Physical Address
304 North Cardinal St.
Dorchester Center, MA 02124
Ransomware group He tries to blackmail an electronics manufacturing giant Foxconnclaiming he stole 8 terabytes of data from the company, including blueprints and project details from clients including Dale, Google, appleand Nvidia. Foxconn did not immediately respond to WIRED’s request for comment on the veracity of the allegations, but the company acknowledged that some of its North American factories “were subject to a cyberattack” in recent days, and that “affected factories are currently resuming normal production” following the outage.
Foxconn is the type of target that is particularly attractive to ransomware and data extortion actors, because it is a huge company with divisions and subsidiaries around the world that own not only its intellectual property rights, but also those of its customers. Company is key Manufacturing contractor For electronic Elements Or entire devices, incl iPhone phones from Apple.
“Ransomware groups are increasingly targeting victims who can impact the supply chain, whether physical or software,” says Alan Liska, a threat intelligence analyst at security firm Recorded Future. “So it is not surprising that a company like Foxconn would be targeted because it manufactures and holds sensitive data for many companies around the world.”
The attackers, known as the Nitrogen Group, included Foxconn in its hack site on Monday. Nitrogen, which emerged in 2023, is not one of the most well-known or prolific ransomware actors, but has been steadily active with some spikes, including at the end of 2024. The group also has connections to the notorious network. ALPHV/Black Cat Ransomware group.
The idea of Foxconn as a prime target is not just conceptual. The company has faced a number of extortion attempts, including a December 2020 attack In a Mexican facility where the DoppelPaymer Ransomware group demanded an unforgettable sum of 1,804 Bitcoins (worth approximately $34 million at the time). The LockBit group hit another Foxconn facility in Mexico In May 2022 Production was disrupted. Most recently, LockBit attacked a subsidiary called Foxsemicon Integrated Technology in 2024 due to deformities and data breach claims.

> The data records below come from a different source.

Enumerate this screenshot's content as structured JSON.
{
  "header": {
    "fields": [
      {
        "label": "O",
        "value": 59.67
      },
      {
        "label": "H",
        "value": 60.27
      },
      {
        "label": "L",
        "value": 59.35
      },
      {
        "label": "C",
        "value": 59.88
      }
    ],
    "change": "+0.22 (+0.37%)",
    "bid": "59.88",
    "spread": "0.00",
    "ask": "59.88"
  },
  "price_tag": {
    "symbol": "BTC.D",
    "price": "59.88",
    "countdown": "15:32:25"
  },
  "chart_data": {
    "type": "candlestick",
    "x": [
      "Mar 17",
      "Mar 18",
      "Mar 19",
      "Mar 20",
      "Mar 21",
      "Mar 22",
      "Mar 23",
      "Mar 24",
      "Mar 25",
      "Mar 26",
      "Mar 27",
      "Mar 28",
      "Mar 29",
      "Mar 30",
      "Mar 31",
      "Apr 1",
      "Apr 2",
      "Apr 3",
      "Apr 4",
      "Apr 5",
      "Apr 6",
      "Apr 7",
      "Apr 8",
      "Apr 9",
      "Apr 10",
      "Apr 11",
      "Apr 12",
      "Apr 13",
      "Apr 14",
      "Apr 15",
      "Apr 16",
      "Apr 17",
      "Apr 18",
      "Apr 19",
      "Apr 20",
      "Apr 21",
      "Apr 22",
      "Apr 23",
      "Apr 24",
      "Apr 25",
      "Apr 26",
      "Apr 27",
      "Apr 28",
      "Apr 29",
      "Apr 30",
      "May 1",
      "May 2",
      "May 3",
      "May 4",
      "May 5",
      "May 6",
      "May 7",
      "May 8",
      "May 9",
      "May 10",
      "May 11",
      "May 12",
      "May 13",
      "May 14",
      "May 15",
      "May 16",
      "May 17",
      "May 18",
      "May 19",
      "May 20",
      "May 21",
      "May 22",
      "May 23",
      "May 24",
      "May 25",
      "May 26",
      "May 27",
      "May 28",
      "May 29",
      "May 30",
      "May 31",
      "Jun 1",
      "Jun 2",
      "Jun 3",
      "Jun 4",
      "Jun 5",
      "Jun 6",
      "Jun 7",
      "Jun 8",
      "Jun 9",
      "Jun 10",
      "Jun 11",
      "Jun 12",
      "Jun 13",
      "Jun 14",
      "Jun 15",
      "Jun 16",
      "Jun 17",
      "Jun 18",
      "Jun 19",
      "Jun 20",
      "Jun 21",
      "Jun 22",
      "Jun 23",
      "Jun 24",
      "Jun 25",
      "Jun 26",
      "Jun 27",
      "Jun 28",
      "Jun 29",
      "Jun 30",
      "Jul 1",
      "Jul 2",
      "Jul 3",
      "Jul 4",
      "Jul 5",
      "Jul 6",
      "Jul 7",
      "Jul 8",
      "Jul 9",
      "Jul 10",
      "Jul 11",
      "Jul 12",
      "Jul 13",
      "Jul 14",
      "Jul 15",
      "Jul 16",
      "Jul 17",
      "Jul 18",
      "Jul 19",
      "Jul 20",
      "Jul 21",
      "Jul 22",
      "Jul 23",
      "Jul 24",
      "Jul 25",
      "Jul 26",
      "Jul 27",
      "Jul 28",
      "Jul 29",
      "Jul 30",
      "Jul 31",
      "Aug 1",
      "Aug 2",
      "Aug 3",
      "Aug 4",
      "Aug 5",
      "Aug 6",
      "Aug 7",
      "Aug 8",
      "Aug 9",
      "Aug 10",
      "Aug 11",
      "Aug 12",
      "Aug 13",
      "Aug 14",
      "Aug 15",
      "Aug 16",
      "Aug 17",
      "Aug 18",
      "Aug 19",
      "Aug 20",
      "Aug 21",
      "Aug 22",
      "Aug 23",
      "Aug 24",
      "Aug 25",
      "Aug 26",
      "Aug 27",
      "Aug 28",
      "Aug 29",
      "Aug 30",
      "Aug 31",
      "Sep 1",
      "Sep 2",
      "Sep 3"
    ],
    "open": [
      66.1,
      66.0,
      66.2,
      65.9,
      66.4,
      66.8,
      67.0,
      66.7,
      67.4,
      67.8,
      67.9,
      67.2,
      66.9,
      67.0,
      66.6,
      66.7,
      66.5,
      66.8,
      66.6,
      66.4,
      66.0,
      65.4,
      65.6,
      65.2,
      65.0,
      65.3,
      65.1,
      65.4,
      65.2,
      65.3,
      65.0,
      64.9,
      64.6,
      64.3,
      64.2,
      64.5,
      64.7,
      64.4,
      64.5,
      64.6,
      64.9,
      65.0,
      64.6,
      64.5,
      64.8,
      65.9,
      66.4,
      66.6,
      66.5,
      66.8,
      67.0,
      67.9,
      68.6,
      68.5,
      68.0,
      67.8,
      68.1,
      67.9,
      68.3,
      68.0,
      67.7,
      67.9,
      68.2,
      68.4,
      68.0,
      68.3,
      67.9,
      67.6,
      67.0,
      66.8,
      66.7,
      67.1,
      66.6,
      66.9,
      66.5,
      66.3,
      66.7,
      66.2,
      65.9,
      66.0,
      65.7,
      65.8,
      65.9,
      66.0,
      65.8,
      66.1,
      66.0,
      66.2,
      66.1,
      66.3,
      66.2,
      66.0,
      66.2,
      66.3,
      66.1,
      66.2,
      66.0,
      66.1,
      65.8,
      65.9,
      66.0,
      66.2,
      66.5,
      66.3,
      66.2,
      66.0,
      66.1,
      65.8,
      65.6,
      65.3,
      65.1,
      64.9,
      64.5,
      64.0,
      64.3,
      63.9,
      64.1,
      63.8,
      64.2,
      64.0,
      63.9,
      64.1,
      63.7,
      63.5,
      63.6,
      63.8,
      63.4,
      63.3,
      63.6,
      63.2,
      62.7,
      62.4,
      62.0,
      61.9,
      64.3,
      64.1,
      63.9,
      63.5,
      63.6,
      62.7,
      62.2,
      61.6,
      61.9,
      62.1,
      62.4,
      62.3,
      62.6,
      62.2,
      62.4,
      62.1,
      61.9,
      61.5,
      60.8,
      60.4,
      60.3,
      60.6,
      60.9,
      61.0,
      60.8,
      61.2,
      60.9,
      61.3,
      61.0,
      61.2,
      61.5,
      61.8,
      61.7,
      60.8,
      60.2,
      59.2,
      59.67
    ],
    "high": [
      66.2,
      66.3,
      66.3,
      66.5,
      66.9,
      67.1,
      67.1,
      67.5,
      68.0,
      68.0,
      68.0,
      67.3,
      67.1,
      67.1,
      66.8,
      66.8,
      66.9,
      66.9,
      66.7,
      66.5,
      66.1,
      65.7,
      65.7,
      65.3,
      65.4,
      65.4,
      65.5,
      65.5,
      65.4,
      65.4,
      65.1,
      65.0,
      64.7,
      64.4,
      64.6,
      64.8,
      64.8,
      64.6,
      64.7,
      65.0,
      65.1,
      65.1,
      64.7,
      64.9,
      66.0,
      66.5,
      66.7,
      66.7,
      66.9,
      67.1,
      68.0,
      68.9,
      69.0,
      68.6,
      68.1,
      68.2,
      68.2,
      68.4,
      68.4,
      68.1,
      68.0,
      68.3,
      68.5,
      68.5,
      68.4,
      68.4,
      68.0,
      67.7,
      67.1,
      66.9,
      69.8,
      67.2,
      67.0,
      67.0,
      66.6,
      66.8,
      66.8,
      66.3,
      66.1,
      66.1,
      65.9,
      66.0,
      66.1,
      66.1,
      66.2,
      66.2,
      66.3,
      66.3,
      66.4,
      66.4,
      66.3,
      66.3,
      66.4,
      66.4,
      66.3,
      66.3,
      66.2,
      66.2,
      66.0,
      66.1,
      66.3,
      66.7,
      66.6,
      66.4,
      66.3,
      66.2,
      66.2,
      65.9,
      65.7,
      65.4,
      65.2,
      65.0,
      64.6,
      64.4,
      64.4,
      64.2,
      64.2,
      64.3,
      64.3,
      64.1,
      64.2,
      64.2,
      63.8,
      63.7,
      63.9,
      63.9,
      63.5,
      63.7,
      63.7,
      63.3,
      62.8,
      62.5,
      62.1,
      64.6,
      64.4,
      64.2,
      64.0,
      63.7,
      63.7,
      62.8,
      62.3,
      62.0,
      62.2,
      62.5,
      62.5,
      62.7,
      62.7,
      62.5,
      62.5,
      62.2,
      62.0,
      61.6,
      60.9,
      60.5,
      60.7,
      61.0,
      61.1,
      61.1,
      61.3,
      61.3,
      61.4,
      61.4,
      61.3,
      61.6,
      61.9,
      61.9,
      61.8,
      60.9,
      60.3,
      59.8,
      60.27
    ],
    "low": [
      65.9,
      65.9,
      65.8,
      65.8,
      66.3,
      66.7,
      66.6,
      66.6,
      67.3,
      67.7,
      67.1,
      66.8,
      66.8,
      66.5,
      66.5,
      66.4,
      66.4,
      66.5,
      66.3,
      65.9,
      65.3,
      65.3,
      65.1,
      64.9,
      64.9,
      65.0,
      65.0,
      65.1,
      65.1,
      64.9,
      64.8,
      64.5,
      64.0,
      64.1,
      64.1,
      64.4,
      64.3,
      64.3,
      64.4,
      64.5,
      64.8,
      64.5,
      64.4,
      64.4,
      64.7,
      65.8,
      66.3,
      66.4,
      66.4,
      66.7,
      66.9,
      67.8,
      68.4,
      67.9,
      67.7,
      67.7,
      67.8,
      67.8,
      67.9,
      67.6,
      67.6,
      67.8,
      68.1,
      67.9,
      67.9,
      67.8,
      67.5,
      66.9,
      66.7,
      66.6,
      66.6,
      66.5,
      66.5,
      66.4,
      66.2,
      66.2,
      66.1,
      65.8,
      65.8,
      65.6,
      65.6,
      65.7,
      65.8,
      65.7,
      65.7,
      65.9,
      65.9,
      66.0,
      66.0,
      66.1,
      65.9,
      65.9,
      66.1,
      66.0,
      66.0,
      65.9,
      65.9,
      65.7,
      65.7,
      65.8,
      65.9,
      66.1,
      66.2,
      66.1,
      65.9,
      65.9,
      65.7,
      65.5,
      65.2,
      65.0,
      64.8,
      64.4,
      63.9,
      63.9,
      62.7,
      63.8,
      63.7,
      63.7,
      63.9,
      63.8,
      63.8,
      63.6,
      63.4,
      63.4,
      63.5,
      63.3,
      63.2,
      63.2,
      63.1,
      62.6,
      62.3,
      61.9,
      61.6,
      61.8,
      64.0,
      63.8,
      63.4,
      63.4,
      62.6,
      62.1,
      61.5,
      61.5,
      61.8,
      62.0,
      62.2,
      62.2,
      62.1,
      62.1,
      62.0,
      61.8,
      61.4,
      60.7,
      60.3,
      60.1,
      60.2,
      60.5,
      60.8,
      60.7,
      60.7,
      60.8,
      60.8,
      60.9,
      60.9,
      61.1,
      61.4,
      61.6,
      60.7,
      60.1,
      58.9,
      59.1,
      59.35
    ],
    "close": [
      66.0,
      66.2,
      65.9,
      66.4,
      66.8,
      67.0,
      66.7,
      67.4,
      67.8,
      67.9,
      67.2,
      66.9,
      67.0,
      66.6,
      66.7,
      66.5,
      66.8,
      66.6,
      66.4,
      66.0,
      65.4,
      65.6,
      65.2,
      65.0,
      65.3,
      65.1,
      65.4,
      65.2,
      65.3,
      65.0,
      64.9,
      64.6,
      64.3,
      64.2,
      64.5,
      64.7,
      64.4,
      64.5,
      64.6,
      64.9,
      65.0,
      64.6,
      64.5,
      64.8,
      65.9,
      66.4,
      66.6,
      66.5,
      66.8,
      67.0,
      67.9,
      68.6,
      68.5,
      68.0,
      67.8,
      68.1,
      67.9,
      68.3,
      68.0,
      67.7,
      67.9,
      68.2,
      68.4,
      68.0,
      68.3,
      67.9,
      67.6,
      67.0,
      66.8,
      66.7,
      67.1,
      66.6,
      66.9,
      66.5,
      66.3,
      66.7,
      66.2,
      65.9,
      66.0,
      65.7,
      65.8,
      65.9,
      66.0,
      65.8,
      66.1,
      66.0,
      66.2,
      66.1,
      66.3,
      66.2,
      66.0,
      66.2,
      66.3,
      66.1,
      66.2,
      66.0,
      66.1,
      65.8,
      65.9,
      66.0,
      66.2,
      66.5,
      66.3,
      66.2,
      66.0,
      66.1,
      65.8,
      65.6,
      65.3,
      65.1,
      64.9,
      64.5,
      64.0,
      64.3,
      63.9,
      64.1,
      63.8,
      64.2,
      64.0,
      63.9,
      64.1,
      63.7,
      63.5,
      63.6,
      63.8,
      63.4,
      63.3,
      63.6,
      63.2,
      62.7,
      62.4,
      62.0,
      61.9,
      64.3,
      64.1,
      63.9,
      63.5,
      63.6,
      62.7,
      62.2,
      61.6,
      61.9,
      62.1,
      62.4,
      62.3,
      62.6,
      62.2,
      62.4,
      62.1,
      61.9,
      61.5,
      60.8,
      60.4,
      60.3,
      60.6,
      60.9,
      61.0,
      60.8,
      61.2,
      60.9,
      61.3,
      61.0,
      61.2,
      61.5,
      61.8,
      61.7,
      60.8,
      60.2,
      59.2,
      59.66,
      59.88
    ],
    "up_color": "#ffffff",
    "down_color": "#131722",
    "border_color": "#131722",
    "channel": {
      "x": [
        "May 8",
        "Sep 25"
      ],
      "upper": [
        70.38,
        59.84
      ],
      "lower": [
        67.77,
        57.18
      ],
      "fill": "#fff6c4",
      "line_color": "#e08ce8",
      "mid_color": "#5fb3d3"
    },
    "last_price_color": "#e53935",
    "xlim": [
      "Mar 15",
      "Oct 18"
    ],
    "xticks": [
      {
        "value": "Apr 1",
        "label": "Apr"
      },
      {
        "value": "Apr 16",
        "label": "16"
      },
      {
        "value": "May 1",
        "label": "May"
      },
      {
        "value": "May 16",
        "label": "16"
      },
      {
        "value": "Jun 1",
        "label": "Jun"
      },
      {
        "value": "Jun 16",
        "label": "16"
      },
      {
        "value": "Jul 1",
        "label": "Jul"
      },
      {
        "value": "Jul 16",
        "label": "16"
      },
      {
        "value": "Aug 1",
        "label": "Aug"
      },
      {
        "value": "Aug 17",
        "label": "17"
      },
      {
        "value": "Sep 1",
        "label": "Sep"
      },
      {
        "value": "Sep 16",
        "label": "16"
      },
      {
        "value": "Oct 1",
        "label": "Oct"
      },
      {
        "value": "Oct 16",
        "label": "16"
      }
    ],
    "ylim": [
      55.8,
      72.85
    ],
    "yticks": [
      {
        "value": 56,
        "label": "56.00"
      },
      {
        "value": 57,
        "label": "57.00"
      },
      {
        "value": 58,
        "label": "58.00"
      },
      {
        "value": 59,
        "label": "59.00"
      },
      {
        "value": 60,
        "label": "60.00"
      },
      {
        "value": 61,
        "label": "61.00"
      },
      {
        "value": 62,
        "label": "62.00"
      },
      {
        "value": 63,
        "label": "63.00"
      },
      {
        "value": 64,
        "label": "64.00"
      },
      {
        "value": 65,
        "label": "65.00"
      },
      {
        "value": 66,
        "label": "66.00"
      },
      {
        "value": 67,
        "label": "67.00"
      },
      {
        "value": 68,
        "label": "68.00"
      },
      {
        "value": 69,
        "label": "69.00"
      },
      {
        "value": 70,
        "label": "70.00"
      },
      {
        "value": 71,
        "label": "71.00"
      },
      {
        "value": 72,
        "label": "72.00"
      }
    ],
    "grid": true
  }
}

In addition to attempting to blackmail victims by threatening to release data stolen in the attack, Nitrogen also often deploys traditional ransomware that encrypts the target’s systems. The group’s ransomware itself is based on widely reused “Conti 2” code, but it has a problem, researchers say. Its nitrogen coding mechanism Design flaw This makes it impossible to decrypt data once it has been encrypted, even if attackers wanted to free the victim’s systems. It is not clear whether this was a factor in Foxconn’s response to the incident this week.
Ransomware and data extortion are an inherent digital security problem, and attackers are regularly replicating targets and stooping to new lows in carrying out large-scale disruptive attacks. Just last week, thousands of schools across the United States were paralyzed amid final exams and other end-of-year activities when an education technology company… Instructure has closed access to its Canvas platform After the violation committed by the extortionists.